To sumbit a request to Gazebo, pass it to Session.search:


...

Query myQuery = Query.newInstance("trichotillomania");

mySession.search(new Search(myQuery));

Putting it All Together

Below is a sample client which searches for an author's name on a Gazebo server containing bibliographic information, and reports the number of records found in each database. This rudimentary example assumes that the Gazebo server supports an attribute of type "field" with the value "Author".


import java.io.*;

import ncsa.gazebo.ctk.*;
import ncsa.gazebo.protocol.*;

public class SimpleClient {

    Session theSession;

    public void searchFor(String word, Attribute attr) {
        try {
          theSession.search(Query.newInstance(word,attr));
        } catch (Exception e) {
          e.printStackTrace();
        }
    }

    public SimpleClient (String host, int port) {
        try {
	    theSession = new Session(host, port);
        } catch (CTKException e) {
          e.printStackTrace();
        }

        theSession.addResultSetListener(new ResultSetListener() {
            public void resultSetReceived(ResultSetEvent rse) {
		ResultSet rs = rse.getResultSet();
                System.out.println(rs.getHits()+" hits from "+rs.getDBName());
            }
        });
    }

    public static void main (String args[]) {
        SimpleClient sc = new SimpleClient("ospsun1.nci.nih.gov",9270);

        // first arg is author's name to search for
        sc.searchFor(args[0], new Attribute("field","Author"));
    }
}

Status Messages

Gazebo sends back status messages as well as result sets. These messages can indicate error conditions and can also be used to provide feedback to the user about whether or not a data source is connected, the status of a search request, etc.

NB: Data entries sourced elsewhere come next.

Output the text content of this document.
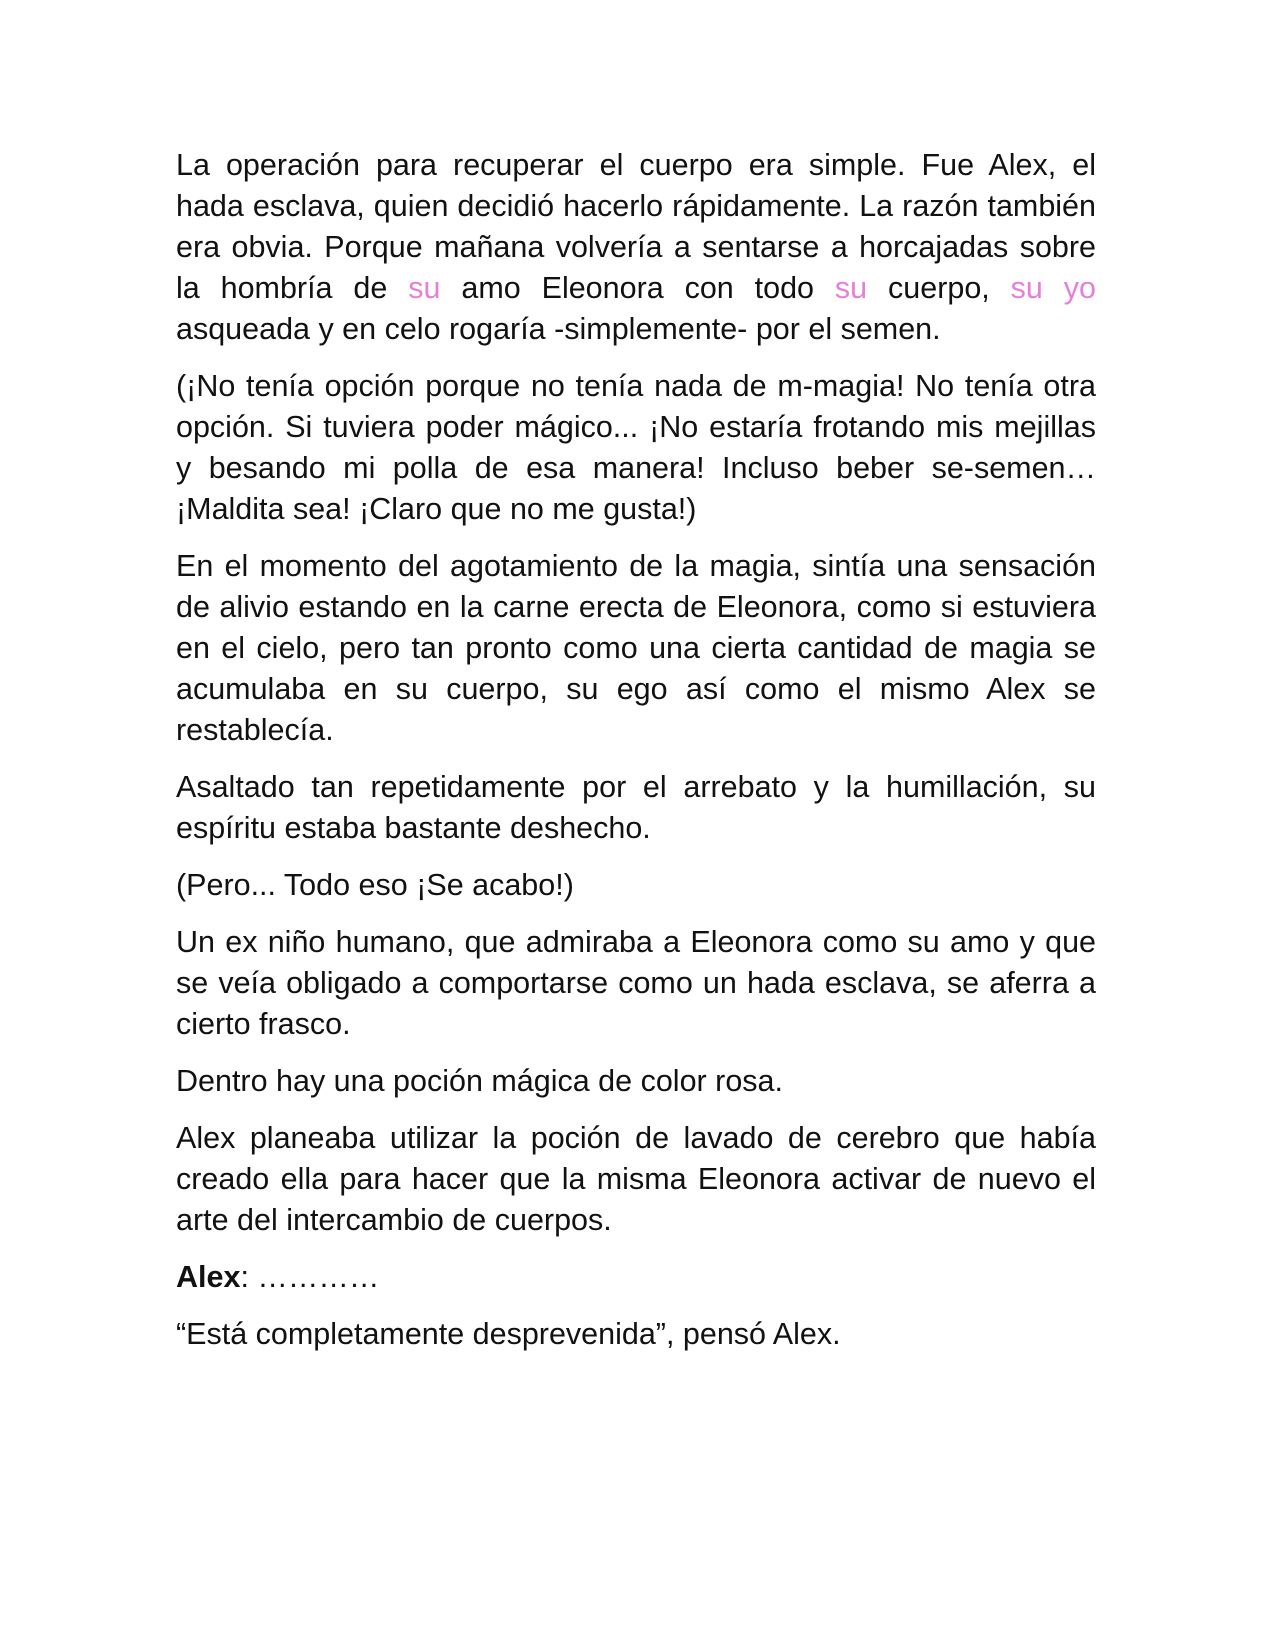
La operación para recuperar el cuerpo era simple. Fue Alex, el hada esclava, quien decidió hacerlo rápidamente. La razón también era obvia. Porque mañana volvería a sentarse a horcajadas sobre la hombría de su amo Eleonora con todo su cuerpo, su yo asqueada y en celo rogaría -simplemente- por el semen.

(¡No tenía opción porque no tenía nada de m-magia! No tenía otra opción. Si tuviera poder mágico... ¡No estaría frotando mis mejillas y besando mi polla de esa manera! Incluso beber se-semen… ¡Maldita sea! ¡Claro que no me gusta!)

En el momento del agotamiento de la magia, sintía una sensación de alivio estando en la carne erecta de Eleonora, como si estuviera en el cielo, pero tan pronto como una cierta cantidad de magia se acumulaba en su cuerpo, su ego así como el mismo Alex se restablecía.

Asaltado tan repetidamente por el arrebato y la humillación, su espíritu estaba bastante deshecho.

(Pero... Todo eso ¡Se acabo!)

Un ex niño humano, que admiraba a Eleonora como su amo y que se veía obligado a comportarse como un hada esclava, se aferra a cierto frasco.

Dentro hay una poción mágica de color rosa.

Alex planeaba utilizar la poción de lavado de cerebro que había creado ella para hacer que la misma Eleonora activar de nuevo el arte del intercambio de cuerpos.

Alex: …………

“Está completamente desprevenida”, pensó Alex.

To catch status messages, implement ncsa.gazebo.ctk.ResponseListener and add a listener to a Session object with Session.addResponseListener. ncsa.gazebo.ctk.ResponseEvent objects containing ncsa.gazebo.protocl.Response are passed to the ResponseListener. Each Response object has a status code associated with it, which can be determined by calling Response.getStatus. A human-readable status message is available from Response.getStatusMessage. Status code constants are defined in Response. A convenience method, Response.isStatusGood, can be used to determine if the response indicates an error.

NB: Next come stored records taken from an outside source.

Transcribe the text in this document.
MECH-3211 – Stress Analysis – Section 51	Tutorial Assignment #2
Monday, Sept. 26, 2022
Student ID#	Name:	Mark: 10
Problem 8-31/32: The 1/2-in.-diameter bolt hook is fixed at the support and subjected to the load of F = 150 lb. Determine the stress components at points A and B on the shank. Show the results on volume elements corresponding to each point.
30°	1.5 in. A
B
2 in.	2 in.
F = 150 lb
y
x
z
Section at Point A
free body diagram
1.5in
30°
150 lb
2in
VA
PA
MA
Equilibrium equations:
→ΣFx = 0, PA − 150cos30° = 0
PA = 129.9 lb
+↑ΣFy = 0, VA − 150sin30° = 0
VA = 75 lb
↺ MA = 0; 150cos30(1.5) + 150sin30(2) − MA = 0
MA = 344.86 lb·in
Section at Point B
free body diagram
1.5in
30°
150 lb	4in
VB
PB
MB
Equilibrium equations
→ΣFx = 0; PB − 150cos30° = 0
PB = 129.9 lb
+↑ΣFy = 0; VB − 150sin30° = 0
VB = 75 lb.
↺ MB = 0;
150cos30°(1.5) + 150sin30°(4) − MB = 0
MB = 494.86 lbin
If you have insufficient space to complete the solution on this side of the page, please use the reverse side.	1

Note that result sets generate ResponseEvents as well as ResultSetEvents, so you will want to make sure to handle each ResultSet in only one place. This is typically not a problem in that the only information of interest about a ResponseEvent is its status code.

The following ResponseListener prints a message when an error occurs:


public class MyResponseListener implements ResponseListener {
    public void responseReceived(ResponseEvent rse) {
        Response rs = rse.getResponse();
	if(!rs.isStatusGood()) {
            String dbName = rs.getDB();
	    String message = rs.getStatusMessage();
            System.out.println(dbName+": error: "+message);
        }
    }
}